Legacy core-banking integration. Most banks’ KYC layers are wired into core-banking systems built before reusable credentials existed. Migration path matters as much as greenfield architecture.
How do you evaluate KYC for banking in the next 30 days?
Five concrete moves for a head of financial crime, MLRO, or CRO.
- Audit your current re-KYC cadence. If the answer is annual or three-year for any non-low-risk customer, you are operating below the post-TD Bank bar.
- Map your KYB depth. Corporate customers with multi-jurisdictional ownership trees need recursive UBO trace, not flat entity verification.
- Pressure-test the AML monitoring identity linkage. Does every alert carry the verified credential? If not, mule detection is post-facto.
- Run an audit-export drill. Pull a SAR filed 18 months ago and trace the evidence chain. If reconstruction takes more than an hour, the architecture is the problem.
- Update the SMCR responsibility map (UK) or the Reasonably Designed standard documentation (US). The named accountable individual needs the architectural decisions documented, not just the process.

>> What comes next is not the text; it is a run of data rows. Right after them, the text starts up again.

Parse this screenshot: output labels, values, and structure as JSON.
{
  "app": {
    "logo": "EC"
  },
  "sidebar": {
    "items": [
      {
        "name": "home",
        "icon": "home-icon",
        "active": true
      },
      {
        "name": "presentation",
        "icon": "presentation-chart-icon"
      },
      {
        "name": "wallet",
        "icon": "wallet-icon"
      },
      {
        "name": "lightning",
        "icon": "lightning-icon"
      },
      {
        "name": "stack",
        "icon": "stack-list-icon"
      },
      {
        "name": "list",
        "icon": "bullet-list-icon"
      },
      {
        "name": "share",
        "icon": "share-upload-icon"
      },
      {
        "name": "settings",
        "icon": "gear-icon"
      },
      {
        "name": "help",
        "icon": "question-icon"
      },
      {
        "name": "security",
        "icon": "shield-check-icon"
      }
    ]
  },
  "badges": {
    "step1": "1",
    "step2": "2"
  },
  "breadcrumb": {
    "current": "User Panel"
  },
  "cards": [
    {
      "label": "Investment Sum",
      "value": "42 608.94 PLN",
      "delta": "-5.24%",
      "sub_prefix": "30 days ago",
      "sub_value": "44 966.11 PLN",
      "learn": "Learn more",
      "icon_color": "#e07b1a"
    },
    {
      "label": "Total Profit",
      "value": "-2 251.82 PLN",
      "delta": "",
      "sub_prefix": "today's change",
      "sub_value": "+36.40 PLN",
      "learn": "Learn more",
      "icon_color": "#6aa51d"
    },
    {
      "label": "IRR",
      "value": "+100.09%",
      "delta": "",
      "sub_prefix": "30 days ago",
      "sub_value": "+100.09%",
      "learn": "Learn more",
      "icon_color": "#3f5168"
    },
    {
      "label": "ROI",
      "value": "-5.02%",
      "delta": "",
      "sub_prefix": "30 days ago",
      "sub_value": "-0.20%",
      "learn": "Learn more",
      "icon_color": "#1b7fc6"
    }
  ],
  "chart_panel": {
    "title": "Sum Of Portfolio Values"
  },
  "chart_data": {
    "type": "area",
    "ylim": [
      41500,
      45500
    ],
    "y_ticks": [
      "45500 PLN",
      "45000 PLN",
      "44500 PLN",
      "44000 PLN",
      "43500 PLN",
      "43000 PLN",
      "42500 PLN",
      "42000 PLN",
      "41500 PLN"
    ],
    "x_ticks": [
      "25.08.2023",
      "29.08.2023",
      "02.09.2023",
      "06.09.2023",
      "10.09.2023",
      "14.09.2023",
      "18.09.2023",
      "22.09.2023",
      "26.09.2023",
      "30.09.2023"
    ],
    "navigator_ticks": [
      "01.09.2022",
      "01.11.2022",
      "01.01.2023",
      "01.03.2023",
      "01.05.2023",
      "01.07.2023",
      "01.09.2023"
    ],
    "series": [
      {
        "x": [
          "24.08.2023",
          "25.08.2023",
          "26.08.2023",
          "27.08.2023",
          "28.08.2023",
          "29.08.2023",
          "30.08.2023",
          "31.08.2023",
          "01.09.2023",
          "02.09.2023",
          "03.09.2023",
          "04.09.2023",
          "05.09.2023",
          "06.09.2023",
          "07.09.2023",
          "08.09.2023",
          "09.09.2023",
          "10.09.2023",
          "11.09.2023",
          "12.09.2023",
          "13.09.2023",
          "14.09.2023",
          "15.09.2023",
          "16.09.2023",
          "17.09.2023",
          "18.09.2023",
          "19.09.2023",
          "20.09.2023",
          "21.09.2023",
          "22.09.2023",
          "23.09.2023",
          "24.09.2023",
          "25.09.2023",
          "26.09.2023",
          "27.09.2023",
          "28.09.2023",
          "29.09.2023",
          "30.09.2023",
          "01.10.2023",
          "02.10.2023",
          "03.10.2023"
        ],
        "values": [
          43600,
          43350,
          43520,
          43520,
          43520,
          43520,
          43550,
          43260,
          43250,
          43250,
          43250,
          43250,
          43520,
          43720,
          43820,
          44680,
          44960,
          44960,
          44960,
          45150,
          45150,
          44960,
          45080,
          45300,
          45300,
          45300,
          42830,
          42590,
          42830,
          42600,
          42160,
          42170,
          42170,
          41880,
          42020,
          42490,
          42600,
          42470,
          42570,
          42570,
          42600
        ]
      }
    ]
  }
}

How do you integrate KYC for banking with Zyphe across retail, commercial, and correspondent flows?
A retail or commercial bank goes from quarterly review cycle to perpetual CDD in six steps. The sequence assumes a Tier 2 or Tier 3 bank with a Temenos, FIS, or Jack Henry core, multiple business lines, and at least one cross-border correspondent relationship.
- Map the bank’s regulatory regime per business line. Federal supervisors (OCC, Federal Reserve, FDIC, FinCEN), state charters (NYDFS, DFPI), EU AMLR/AMLD6 transpositions under AMLA coordination, and UK FCA SYSC plus PRA prudential rules. Document which obligations apply to which legal entity and customer surface.
- Define risk-based customer tiers. Low-risk retail, standard CIP, enhanced due diligence for high-net-worth and correspondent counterparts, and PEP-tier with adverse media depth. Each tier carries documented thresholds, evidence requirements, refresh cadence, and escalation paths to financial crime second line.
- Integrate with the core banking system. Wire the verification layer into Temenos, FIS, Jack Henry, or Finastra through REST APIs and signed webhooks. Persist the credential identifier alongside the legacy customer record so account opening, lending origination, and treasury workflows all read the same verified attestation.
- Wire perpetual screening at the credential layer. Implement FATF Recommendation 10 ongoing CDD: continuous sanctions, PEP, and adverse media re-screening, document expiry triggers, and event-driven revocation. Status changes flow into AML transaction monitoring rules and suspend dependent products until remediation closes.
- Maintain an audit-ready record schedule per jurisdiction. BSA five-year retention from account closure in the US, MLR 2017 five years in the UK, AMLR five-to-ten-year retention across EU member states. Every CIP decision, EDD evidence pack, and SAR filing reproduces on regulator request.
- Document the MLRO sign-off chain end to end. Tier policy approval, EDD case escalation, SAR filing decision, and annual program attestation. Under UK SMCR and the FinCEN AML/CFT Program Rule, the named accountable Money Laundering Reporting Officer signs every material decision.